There are some mechanics in the game but the majority of interactivity feels shoehorned in, such as having to alternate clicking the left and right mouse buttons to move, which added nothing to the experience.
The game is essentially about rekindling old connections after growing up, however, the dialogue felt immature for the characters and the romantic elements were really twee and just cheesy in places. If you like this type of game you may enjoy From Head to Toe but personally, I found it very underwhelming and much preferred their early work.
When the Darkness Comes
Released: March 2019
Price: Also free
Saving the best for last, When the Darkness Comes was undoubtedly the highlight of my search! It provided hours of unique gameplay that I enjoyed on a multitude of levels. It is an obscure, psychological horror with strong themes of anxiety and depression.
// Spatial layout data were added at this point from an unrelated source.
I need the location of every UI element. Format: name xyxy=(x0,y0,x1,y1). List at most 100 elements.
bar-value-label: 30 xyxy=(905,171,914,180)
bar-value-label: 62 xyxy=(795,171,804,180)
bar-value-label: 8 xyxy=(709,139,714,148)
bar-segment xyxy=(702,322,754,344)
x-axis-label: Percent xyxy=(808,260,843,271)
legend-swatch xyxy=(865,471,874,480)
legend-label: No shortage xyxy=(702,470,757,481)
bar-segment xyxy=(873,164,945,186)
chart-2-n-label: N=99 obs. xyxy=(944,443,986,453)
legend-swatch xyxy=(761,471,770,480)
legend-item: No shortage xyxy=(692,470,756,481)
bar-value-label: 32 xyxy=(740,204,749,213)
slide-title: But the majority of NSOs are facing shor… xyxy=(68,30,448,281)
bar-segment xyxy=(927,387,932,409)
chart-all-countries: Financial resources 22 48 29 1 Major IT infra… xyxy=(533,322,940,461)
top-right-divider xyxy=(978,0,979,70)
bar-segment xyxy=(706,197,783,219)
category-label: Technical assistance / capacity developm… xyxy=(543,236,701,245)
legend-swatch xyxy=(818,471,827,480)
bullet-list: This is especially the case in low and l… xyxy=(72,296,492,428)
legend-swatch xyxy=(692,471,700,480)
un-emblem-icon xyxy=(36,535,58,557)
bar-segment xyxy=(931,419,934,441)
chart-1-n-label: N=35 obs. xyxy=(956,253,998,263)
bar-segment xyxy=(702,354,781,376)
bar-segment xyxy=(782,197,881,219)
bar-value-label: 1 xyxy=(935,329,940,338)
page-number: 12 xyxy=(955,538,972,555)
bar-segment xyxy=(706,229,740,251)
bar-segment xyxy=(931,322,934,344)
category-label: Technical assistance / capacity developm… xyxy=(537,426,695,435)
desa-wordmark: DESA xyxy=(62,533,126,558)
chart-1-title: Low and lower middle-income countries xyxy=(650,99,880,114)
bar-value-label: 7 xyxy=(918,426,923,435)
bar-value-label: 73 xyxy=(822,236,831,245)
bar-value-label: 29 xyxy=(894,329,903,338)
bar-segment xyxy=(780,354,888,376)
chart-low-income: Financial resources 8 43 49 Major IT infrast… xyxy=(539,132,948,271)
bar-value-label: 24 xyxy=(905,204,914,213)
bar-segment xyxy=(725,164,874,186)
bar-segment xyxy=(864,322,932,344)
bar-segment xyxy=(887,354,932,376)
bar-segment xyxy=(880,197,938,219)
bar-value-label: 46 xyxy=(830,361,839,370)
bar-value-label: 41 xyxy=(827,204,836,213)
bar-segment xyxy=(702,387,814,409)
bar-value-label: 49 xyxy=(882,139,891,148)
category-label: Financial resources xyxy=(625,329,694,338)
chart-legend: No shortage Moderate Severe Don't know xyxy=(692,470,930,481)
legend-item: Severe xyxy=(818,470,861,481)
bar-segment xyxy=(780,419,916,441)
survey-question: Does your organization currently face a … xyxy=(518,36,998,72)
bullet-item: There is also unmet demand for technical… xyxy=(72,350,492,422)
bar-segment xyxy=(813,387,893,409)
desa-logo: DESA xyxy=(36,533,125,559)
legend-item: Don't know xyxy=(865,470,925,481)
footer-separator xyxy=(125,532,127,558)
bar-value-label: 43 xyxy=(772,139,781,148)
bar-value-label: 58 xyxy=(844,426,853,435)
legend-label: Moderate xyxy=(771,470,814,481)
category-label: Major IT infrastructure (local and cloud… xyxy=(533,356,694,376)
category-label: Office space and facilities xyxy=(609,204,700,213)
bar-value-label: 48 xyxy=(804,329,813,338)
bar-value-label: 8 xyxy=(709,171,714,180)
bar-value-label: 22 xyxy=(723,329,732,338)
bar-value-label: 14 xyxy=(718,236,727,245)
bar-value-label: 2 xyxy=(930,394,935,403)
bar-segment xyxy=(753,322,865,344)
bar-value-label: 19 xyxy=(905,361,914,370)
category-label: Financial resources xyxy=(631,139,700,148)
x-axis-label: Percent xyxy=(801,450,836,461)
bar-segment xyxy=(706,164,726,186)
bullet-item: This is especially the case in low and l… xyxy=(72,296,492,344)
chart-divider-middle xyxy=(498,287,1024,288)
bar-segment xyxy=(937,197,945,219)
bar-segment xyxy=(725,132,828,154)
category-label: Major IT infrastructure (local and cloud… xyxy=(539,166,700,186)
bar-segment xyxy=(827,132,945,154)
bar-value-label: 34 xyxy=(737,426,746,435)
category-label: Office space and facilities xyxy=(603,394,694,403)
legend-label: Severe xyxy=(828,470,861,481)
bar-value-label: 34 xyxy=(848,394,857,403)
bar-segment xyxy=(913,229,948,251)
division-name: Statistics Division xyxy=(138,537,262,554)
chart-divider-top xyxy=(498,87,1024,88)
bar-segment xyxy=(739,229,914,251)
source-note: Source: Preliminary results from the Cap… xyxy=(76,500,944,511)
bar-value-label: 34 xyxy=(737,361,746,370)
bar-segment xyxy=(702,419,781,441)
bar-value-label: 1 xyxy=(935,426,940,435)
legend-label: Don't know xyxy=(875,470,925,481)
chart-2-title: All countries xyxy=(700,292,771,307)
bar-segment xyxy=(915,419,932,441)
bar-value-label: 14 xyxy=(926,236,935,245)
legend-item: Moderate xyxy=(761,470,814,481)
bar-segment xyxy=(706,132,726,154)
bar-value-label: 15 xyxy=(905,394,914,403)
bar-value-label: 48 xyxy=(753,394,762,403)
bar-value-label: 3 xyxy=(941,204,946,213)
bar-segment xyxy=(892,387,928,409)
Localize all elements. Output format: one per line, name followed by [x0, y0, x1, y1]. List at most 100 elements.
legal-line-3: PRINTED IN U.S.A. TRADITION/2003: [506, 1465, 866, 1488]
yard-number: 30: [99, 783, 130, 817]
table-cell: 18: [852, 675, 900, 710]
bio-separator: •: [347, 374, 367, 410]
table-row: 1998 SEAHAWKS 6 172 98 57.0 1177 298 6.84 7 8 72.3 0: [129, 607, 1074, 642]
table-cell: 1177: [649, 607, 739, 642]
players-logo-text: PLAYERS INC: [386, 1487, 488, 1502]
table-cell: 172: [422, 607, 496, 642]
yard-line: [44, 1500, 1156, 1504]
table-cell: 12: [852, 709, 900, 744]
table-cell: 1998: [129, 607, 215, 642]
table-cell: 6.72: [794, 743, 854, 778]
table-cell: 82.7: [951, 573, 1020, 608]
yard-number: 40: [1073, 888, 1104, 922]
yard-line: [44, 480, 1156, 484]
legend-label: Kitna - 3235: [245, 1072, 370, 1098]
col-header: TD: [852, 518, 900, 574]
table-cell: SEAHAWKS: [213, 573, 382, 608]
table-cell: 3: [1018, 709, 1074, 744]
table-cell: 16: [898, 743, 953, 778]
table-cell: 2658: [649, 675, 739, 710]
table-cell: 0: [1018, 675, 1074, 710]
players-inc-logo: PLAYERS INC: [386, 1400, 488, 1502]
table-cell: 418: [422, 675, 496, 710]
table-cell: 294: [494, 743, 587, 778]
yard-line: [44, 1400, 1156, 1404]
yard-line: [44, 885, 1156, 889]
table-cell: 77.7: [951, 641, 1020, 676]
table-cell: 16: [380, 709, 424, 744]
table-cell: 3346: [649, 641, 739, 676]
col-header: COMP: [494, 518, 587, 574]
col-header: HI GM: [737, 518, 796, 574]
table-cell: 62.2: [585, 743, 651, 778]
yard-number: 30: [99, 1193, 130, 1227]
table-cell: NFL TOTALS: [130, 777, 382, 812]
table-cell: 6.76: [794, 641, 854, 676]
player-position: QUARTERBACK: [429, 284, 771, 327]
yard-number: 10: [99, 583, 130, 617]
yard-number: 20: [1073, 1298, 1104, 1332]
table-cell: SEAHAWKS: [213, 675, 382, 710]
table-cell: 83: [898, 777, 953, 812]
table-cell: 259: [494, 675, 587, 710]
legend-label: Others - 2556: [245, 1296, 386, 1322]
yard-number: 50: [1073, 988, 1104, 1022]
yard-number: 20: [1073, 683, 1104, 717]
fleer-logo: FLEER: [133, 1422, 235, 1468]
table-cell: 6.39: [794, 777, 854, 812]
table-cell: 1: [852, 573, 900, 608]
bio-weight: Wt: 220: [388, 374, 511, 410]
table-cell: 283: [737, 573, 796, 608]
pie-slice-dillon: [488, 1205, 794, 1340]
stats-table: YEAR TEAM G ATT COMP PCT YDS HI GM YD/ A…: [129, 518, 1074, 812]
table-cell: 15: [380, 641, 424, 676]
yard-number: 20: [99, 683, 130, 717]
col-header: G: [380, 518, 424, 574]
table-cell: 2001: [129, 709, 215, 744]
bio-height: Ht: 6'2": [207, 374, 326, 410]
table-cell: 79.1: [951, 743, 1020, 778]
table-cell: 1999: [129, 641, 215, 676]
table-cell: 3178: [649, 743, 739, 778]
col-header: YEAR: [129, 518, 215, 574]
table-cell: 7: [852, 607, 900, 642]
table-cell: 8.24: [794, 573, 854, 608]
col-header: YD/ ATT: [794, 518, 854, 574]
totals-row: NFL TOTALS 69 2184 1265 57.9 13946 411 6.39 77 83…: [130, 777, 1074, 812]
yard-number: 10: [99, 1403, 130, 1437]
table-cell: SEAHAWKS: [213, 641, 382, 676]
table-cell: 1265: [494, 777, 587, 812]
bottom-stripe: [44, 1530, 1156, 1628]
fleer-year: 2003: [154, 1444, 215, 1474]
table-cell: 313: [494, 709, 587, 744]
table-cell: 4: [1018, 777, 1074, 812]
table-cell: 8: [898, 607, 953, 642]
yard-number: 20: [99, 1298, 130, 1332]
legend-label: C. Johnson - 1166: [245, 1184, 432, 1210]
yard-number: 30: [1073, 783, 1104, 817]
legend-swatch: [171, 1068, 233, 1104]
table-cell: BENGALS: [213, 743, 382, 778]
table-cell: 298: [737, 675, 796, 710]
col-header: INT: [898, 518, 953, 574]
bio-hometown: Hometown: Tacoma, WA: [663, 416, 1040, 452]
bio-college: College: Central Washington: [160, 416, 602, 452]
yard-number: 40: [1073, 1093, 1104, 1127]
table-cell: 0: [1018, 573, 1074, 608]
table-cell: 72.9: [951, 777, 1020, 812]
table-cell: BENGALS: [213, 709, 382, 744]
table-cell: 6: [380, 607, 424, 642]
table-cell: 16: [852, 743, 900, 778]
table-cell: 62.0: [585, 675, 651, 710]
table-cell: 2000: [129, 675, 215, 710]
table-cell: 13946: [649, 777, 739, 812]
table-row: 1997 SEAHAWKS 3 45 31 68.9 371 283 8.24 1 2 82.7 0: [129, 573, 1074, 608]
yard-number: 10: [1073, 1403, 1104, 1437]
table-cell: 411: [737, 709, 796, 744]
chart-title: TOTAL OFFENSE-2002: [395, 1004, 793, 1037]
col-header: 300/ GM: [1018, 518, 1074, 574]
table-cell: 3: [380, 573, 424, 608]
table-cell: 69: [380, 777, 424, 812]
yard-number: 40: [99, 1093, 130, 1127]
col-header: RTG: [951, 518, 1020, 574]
The artwork is minimalistic and relatively unstyled, with fairly basic assets and scenes. However, this does not detract from the experience and is even used to add extra layers of meaning to the narrative. The colours are used effectively, consisting largely of black and white but contrasting the darker environments with bright reds, and utilising softer palettes in other areas to create a much different feel.
The game starts confusingly (and stays that way), with a narration from the developer, directed at the player personally. There are meta tidbits aplenty and a range of gameplay styles present within When the Darkness Comes. Genres include puzzles, platformers, horror elements, tests of patience and much more. These add more than mere mechanics and are used to great effect to evoke emotion in the player or progress the narrative.
The game could use some refining and optimisation, in particular, to improve the jarringly sudden loading screens and unjustifiably sporadic framerate. The only other criticism I have is the trigger warning at the start of the game. While it absolutely needs to be there, as the game does cover some very dark subject matter, the wording was patronising, essentially advising that anyone with mental health problems should avoid the game without question. Not only does this discount people’s ability to manage things like anxiety and depression but also discounts their decision-making abilities and detracts from the understanding demonstrated in the game overall.
I can’t say too much without spoiling the experience but the best comparison would be to say it is a cross between The Stanley Parable and Pony Island! It a dark, poignant game with a unique delivery, multiple endings and replayability. It took me around 4-5 hours to complete the game including all the Steam achievements and would happily have paid to do so. However, it is completely free and I’d highly recommend trying it.